Patrick Holford, Founder – Institute for Optimum Nutrition (ION) (Source: Metro Magazine August 2000)
Here are few benefits of Aloe Vera: – Studies have shown that aloe vera speeds the healing process, particularly in burns, including those from radiation. It is also used by dermatologists to speed healing after facial dermabrasion, which helps remove scars from the top most layers of the skin. The other health benefits from the use of aloe vera include helping to soothe skin injuries affected by burning, skin irritations, cuts and insect bites, and its bactricidal properties relieve itching and skin swellings.
– Aloe Vera possesses incredible moisturizing properties. Studies show that Aloe Vera improves the skin’s ability to hydrate itself, aids in the removal of dead skin cells and has an effective penetrating ability that helps transport healthy substances through the skin.
– Aloe vera is also known to help slow down the appearance of wrinkles as it can actively repair the damaged skin cells that cause the visible signs of aging.

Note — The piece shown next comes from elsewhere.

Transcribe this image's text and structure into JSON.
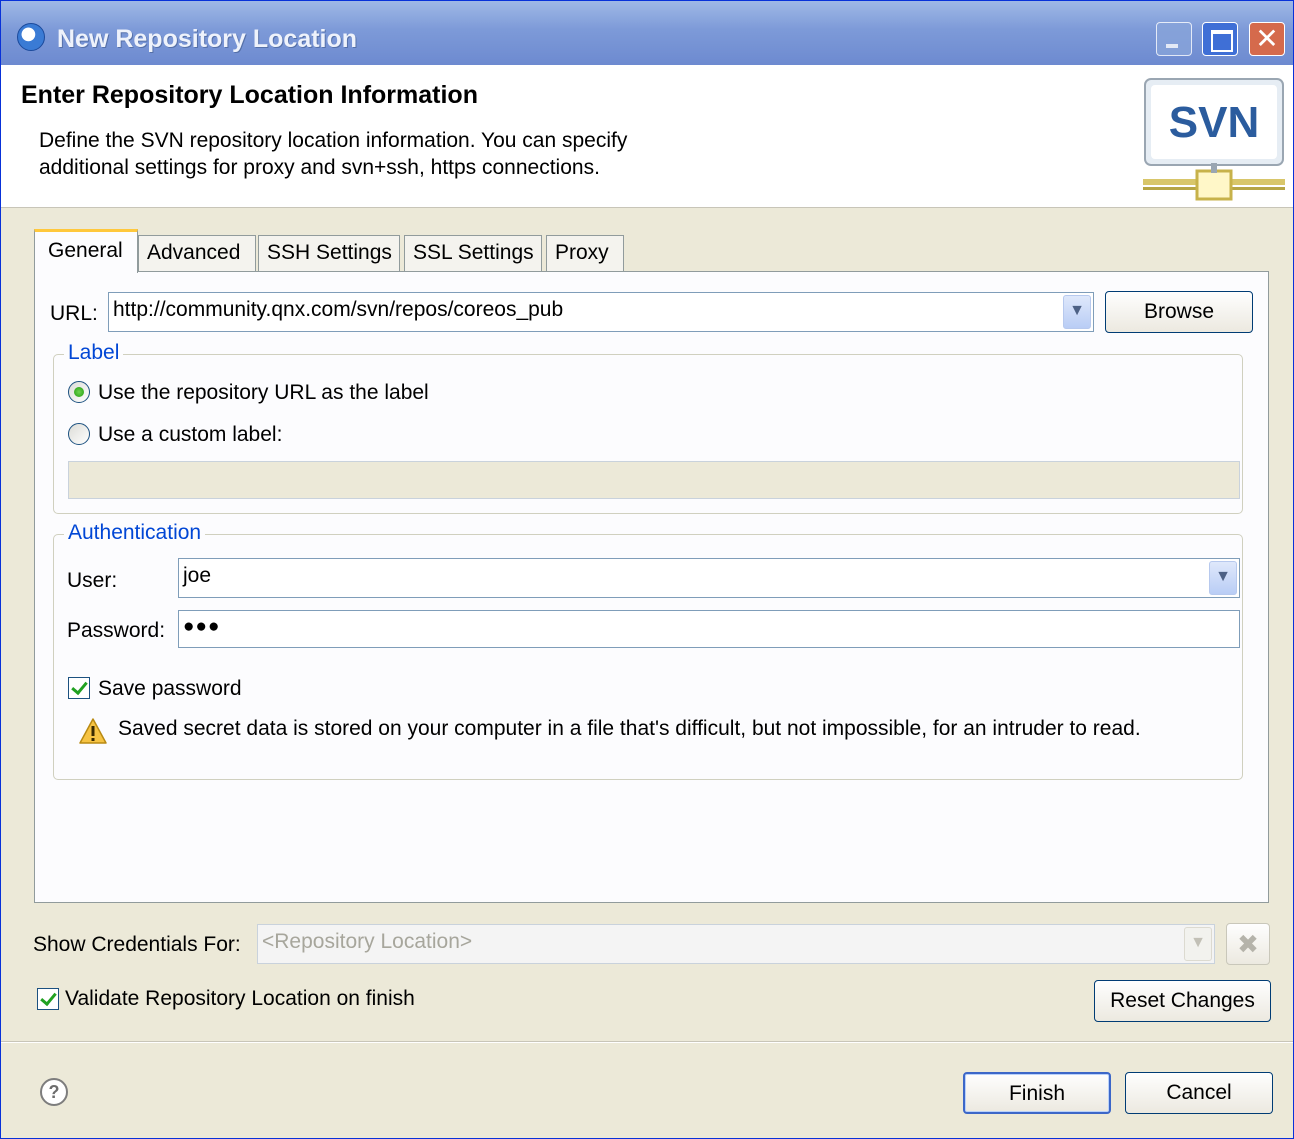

Components of Aloe Vera have been found to reverse degenerative skin changes by stimulating collagen and elastin synthesis.
– Dermatologist James Fulton, M.D., of Newport Beach, California, uses topical aloe in his practice to speed wound healing. “Any wound we treat, whether it’s suturing a cut or removing a skin cancer, heals better with aloe vera on it,” he states.
– Top nutritionalists, around the world, recommend the use of Aloe Health Drinks to aid digestion, and many patients experience relief in the symptoms of problems such as Irritable Bowel Sydrome and Crohn’s disease.
– Aloe Vera is believed to reduce severe joint and muscle pain associated with arthritis, as well as pain related to tendinitis and injuries. When applied directly to the area of pain, Aloe Vera penetrates the skin to soothe the pain.
– Aloe Vera is considered as a miraculous plant by some for even hair loss treatment. It is assumed that no other plant more closely matches the human body’s biochemistry, hence, an excellent treatment for hair loss. It has anti-inflammatory properties of and therfore helps in fighting against Androgenetic Alopecia.